Chiem was on the stand for several days where he acknowledged renting the truck on Dec. 15, 16 and 17 and parked close to Rosen’s law office. The jury also heard she was loitering near his office earlier that month.
“She has not provided any explanation why she was there those days,” Richards said Friday during her closing address.
During the lengthy cross-examination, Chiem remained calm and didn’t raise her voice while being grilled by veteran prosecutor Richards.
Chiem’s language skills became an issue at trial.
Using a Vietnamese interpreter, Chiem suggested her English was such that she had no understanding of her legal predicament nor the effect of Rosen’s opposition to her bankruptcy discharge.
“If the jury believed her, it would substantially weaken the Crown’s case” as it relates to motive, Bawden said in a midtrial ruling when the jury was absent.
He allowed the prosecution to recall several witnesses to tell of interactions with Chiem that demonstrated his proficiency in English.
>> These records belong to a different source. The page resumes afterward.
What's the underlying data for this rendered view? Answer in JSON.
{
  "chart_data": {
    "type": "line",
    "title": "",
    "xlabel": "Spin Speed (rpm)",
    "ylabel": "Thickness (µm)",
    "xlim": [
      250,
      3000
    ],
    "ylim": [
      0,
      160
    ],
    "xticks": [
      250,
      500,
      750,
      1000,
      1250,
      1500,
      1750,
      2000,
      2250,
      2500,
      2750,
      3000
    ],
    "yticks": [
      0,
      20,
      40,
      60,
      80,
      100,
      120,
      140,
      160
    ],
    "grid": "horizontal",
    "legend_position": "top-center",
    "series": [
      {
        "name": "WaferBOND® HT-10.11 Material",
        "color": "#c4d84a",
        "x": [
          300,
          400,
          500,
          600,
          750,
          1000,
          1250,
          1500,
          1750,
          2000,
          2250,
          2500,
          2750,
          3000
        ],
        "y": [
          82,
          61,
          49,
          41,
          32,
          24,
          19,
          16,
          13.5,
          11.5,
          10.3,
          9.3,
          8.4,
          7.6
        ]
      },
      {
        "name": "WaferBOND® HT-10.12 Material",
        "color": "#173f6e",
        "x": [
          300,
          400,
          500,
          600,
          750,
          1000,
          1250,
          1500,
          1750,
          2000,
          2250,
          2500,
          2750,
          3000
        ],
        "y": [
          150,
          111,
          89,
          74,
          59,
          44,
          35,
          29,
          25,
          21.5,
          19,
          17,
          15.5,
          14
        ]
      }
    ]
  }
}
They included a bankruptcy trustee who testified he witnessed an angry confrontation between Chiem and Rosen on Sept. 23, 2019, outside bankruptcy court.
“She knew full well what was going on and what her jeopardy was and she knew it was entirely the result of Scott Rosen,” Richards said during her closing address.
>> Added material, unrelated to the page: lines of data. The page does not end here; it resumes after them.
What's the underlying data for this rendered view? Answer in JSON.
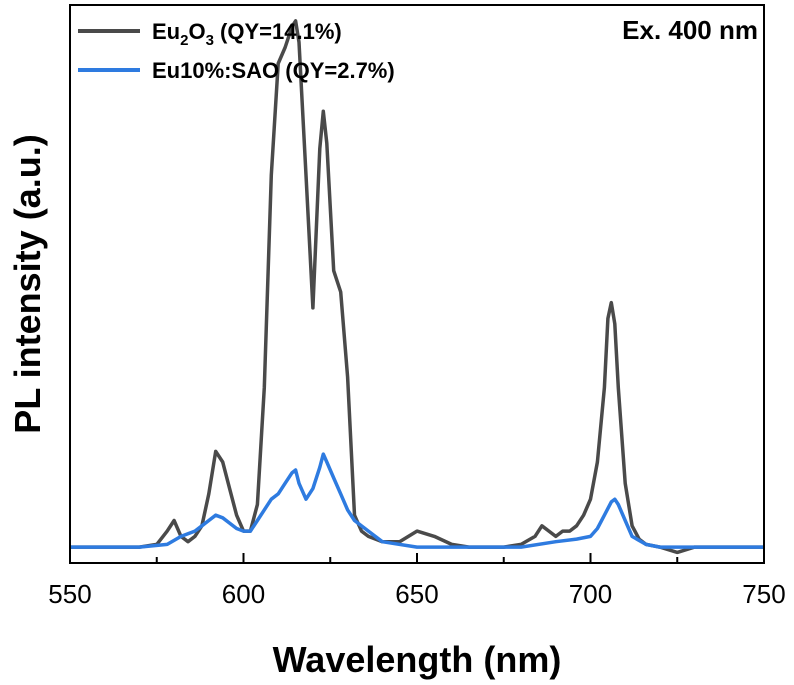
{
  "chart_data": {
    "type": "line",
    "xlabel": "Wavelength (nm)",
    "ylabel": "PL intensity (a.u.)",
    "xlim": [
      550,
      750
    ],
    "ylim": [
      -0.3,
      10.2
    ],
    "x_ticks": [
      550,
      600,
      650,
      700,
      750
    ],
    "y_ticks_shown": false,
    "grid": false,
    "legend_position": "top-left",
    "annotation": "Ex. 400 nm",
    "series": [
      {
        "name": "Eu2O3 (QY=14.1%)",
        "name_parts": {
          "pre": "Eu",
          "sub1": "2",
          "mid": "O",
          "sub2": "3",
          "post": " (QY=14.1%)"
        },
        "color": "#4a4a4a",
        "x": [
          550,
          560,
          570,
          575,
          578,
          580,
          582,
          584,
          586,
          588,
          590,
          592,
          594,
          596,
          598,
          600,
          602,
          604,
          606,
          608,
          610,
          612,
          614,
          615,
          616,
          618,
          620,
          622,
          623,
          624,
          626,
          628,
          630,
          632,
          634,
          636,
          640,
          645,
          650,
          655,
          660,
          665,
          670,
          675,
          680,
          684,
          686,
          688,
          690,
          692,
          694,
          696,
          698,
          700,
          702,
          704,
          705,
          706,
          707,
          708,
          710,
          712,
          714,
          716,
          720,
          725,
          730,
          735,
          740,
          745,
          750
        ],
        "y": [
          0,
          0,
          0,
          0.05,
          0.3,
          0.5,
          0.2,
          0.1,
          0.2,
          0.4,
          1.0,
          1.8,
          1.6,
          1.1,
          0.6,
          0.3,
          0.3,
          0.8,
          3.0,
          7.0,
          9.1,
          9.4,
          9.8,
          9.9,
          9.5,
          7.0,
          4.5,
          7.5,
          8.2,
          7.6,
          5.2,
          4.8,
          3.2,
          0.6,
          0.3,
          0.2,
          0.1,
          0.1,
          0.3,
          0.2,
          0.05,
          0,
          0,
          0,
          0.05,
          0.2,
          0.4,
          0.3,
          0.2,
          0.3,
          0.3,
          0.4,
          0.6,
          0.9,
          1.6,
          3.0,
          4.3,
          4.6,
          4.2,
          3.0,
          1.2,
          0.4,
          0.15,
          0.05,
          0,
          -0.1,
          0,
          0,
          0,
          0,
          0
        ]
      },
      {
        "name": "Eu10%:SAO (QY=2.7%)",
        "color": "#2e7be0",
        "x": [
          550,
          560,
          570,
          578,
          582,
          586,
          588,
          590,
          592,
          594,
          596,
          598,
          600,
          602,
          604,
          606,
          608,
          610,
          612,
          614,
          615,
          616,
          618,
          620,
          622,
          623,
          624,
          626,
          628,
          630,
          632,
          636,
          640,
          650,
          660,
          670,
          680,
          690,
          696,
          700,
          702,
          704,
          706,
          707,
          708,
          710,
          712,
          716,
          720,
          730,
          740,
          750
        ],
        "y": [
          0,
          0,
          0,
          0.05,
          0.2,
          0.3,
          0.4,
          0.5,
          0.6,
          0.55,
          0.45,
          0.35,
          0.3,
          0.3,
          0.5,
          0.7,
          0.9,
          1.0,
          1.2,
          1.4,
          1.45,
          1.2,
          0.9,
          1.1,
          1.5,
          1.75,
          1.6,
          1.3,
          1.0,
          0.7,
          0.5,
          0.3,
          0.1,
          0,
          0,
          0,
          0,
          0.1,
          0.15,
          0.2,
          0.35,
          0.6,
          0.85,
          0.9,
          0.8,
          0.5,
          0.2,
          0.05,
          0,
          0,
          0,
          0
        ]
      }
    ]
  }
}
The jury heard few personal details about Chiem, who turns 65 in November.
Born in Vietnam, Chiem came to Canada with her parents and a son in 1980. The family settled in Halifax, where she worked as a seamstress and had two more children. When she moved to Toronto with three kids in 1989, their father stayed behind in Halifax. By then, Chiem was a Canadian citizen, according to defense documents filed with his bail application. (A judge turned down her release in the summer of 2021.)
While raising her sons and daughters in Toronto, Chiem worked on and off as a waitress at a Chinese restaurant. Missing was the detail that in 1999 and 2001, she was convict of operating body rub parlors without a license, contrary to city bylaws. Chiem was fined $2,000 and given two years probation.
Chiem’s later years were filled with trouble.
She suffered from depression and lived with her boyfriend, with whom she had a “volatile relationship,” along with her daughter and mother, and sometimes lived on the street, according to her bail application. Her “nomadic lifestyle” put a strain on her relationship with her children, yet they remained “supportive and respectful,” wrote Lutes.
At the time of her arrest, Chiem was receiving income through the Ontario Disability Support Program.
Two days before Christmas, with the city under lockdown, Emergency Task Force officers executed a search warrant at her son’s house where they found Chiem under a blanket on the floor beneath a bed.